Originality ------------ The paper present a very novel Newton method algorithm adapted to large-scale ill-conditioned problems. The authors clearly state how their algorithm differ and relates to the literature. Quality --------- The authors present a very complete study of an optimization algorithm and provide a. Due to the (over)length of the appendix, it is difficult to carefully check all the proofs. Maybe a journal would be a more appropriate submission track. Nevertheless all claims in the paper are justified and the proofs look technically sound. For completeness and transparency, the experiment against FALKON should be included in the main paper, as it is a directly related work. Clarity -------- The paper is very dense in information, but well written and organized. All the elements required for the understanding of the paper are provided. There is some formatting issue line 211: the box is too big. No conclusion is provided. Significance --------------- Even tough a detailed pseudo-code is given in the appendix, the impact and significance of the paper could be improved a lot by providing a functional piece of code, as this algorithm could interest and impact a large community. I have read the author response and my opinion remains the same. I have read the author response and my opinion remains the same.

Reviewer 3


		
I thank the authors for their response, and would like to maintain my overall evaluation. ===== The paper is generally well-written and addresses a fundamental problem. The proposed algorithm seems sound, although I will let other reviewers comment on its novelty as I may be not familiar with the most recent developments in second-order methods. The appendix is quite comprehensive, but I have not gone through to verify the proof details.

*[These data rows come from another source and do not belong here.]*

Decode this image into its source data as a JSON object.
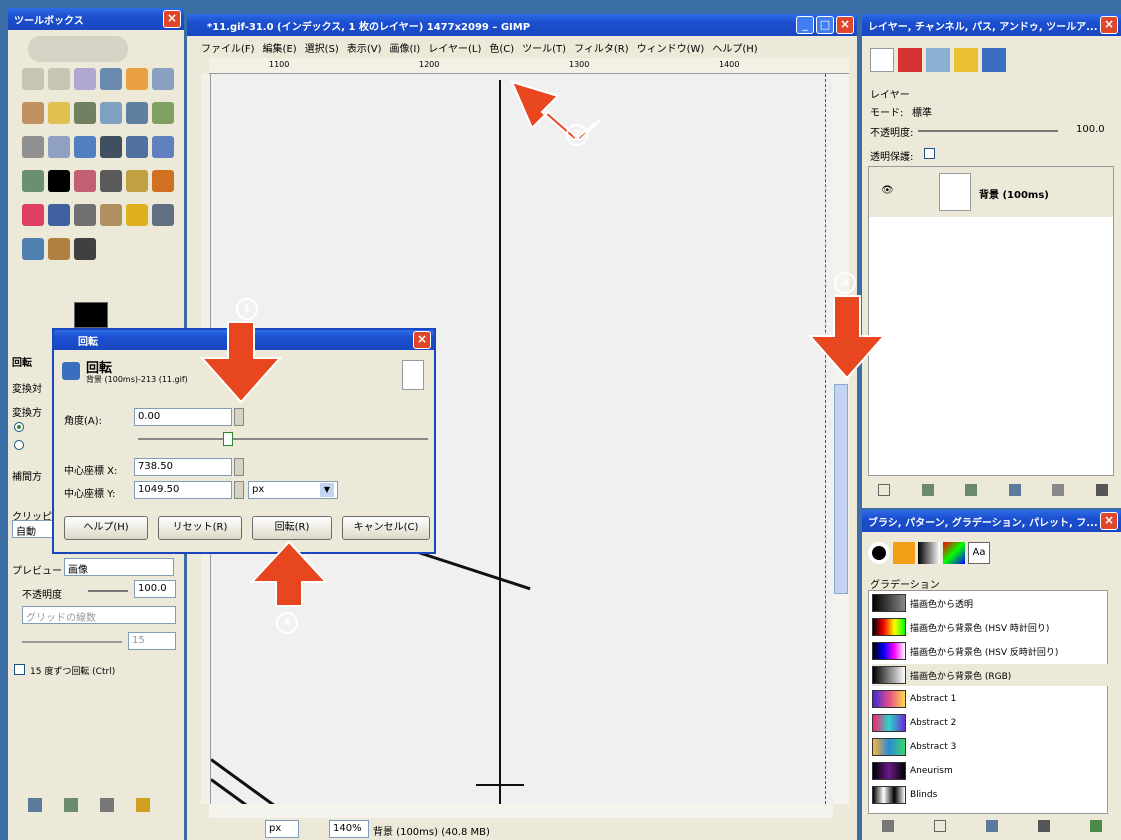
{
  "toolbox": {
    "title": "ツールボックス",
    "section_label": "回転",
    "transform_label": "変換対",
    "direction_label": "変換方",
    "interp_label": "補間方",
    "clip_label": "クリッピ",
    "clip_value": "自動",
    "preview_label": "プレビュー",
    "preview_value": "画像",
    "opacity_label": "不透明度",
    "opacity_value": "100.0",
    "grid_label": "グリッドの線数",
    "grid_value": "15",
    "constrain_label": "15 度ずつ回転 (Ctrl)"
  },
  "main_window": {
    "title": "*11.gif-31.0 (インデックス, 1 枚のレイヤー) 1477x2099 – GIMP",
    "menu": [
      "ファイル(F)",
      "編集(E)",
      "選択(S)",
      "表示(V)",
      "画像(I)",
      "レイヤー(L)",
      "色(C)",
      "ツール(T)",
      "フィルタ(R)",
      "ウィンドウ(W)",
      "ヘルプ(H)"
    ],
    "ruler_ticks": [
      "1100",
      "1200",
      "1300",
      "1400"
    ],
    "status_unit": "px",
    "status_zoom": "140%",
    "status_text": "背景 (100ms) (40.8 MB)"
  },
  "rotate_dialog": {
    "title": "回転",
    "header": "回転",
    "subheader": "背景 (100ms)-213 (11.gif)",
    "angle_label": "角度(A):",
    "angle_value": "0.00",
    "center_x_label": "中心座標 X:",
    "center_x_value": "738.50",
    "center_y_label": "中心座標 Y:",
    "center_y_value": "1049.50",
    "unit": "px",
    "angle_fraction": 0.5,
    "buttons": {
      "help": "ヘルプ(H)",
      "reset": "リセット(R)",
      "rotate": "回転(R)",
      "cancel": "キャンセル(C)"
    }
  },
  "layers_panel": {
    "title": "レイヤー, チャンネル, パス, アンドゥ, ツールア...",
    "layer_label": "レイヤー",
    "mode_label": "モード:",
    "mode_value": "標準",
    "opacity_label": "不透明度:",
    "opacity_value": "100.0",
    "lock_label": "透明保護:",
    "layer_name": "背景 (100ms)"
  },
  "brushes_panel": {
    "title": "ブラシ, パターン, グラデーション, パレット, フ...",
    "gradient_label": "グラデーション",
    "gradients": [
      {
        "name": "描画色から透明",
        "colors": [
          "#000000",
          "#888888"
        ]
      },
      {
        "name": "描画色から背景色 (HSV 時計回り)",
        "colors": [
          "#000000",
          "#ff0000",
          "#ffff00",
          "#00ff00"
        ]
      },
      {
        "name": "描画色から背景色 (HSV 反時計回り)",
        "colors": [
          "#000000",
          "#0000ff",
          "#ff00ff",
          "#ffffff"
        ]
      },
      {
        "name": "描画色から背景色 (RGB)",
        "colors": [
          "#000000",
          "#ffffff"
        ]
      },
      {
        "name": "Abstract 1",
        "colors": [
          "#3a2bd6",
          "#e44c8a",
          "#ffd84a"
        ]
      },
      {
        "name": "Abstract 2",
        "colors": [
          "#ff1e6e",
          "#2bd6c8",
          "#6c2bd6"
        ]
      },
      {
        "name": "Abstract 3",
        "colors": [
          "#ffb43a",
          "#2b8ad6",
          "#3ad66c"
        ]
      },
      {
        "name": "Aneurism",
        "colors": [
          "#000000",
          "#6a1b8a",
          "#000000"
        ]
      },
      {
        "name": "Blinds",
        "colors": [
          "#000000",
          "#ffffff",
          "#000000",
          "#ffffff"
        ]
      }
    ]
  },
  "annotations": {
    "step1": "①",
    "step2": "②",
    "step3": "③",
    "step4": "④",
    "arrow_color": "#e8461e"
  }
}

The experiments (Section F in the Appendix provides more details) appear to confirm the theoretical claims, although it may be helpful to discuss or compare with the Newton sketch of [24] (same as [25]). A couple questions regarding related work: - I'm still unclear how the proposed method compares to the Newton sketch of [24]/[25] both theoretically and empirically, in terms of accuracy and computational complexity. - As the authors noted in Section 1.1, methods based on sketching and sub-sampling are essentially independent of the condition number. In this case, what are the advantages of the proposed approach?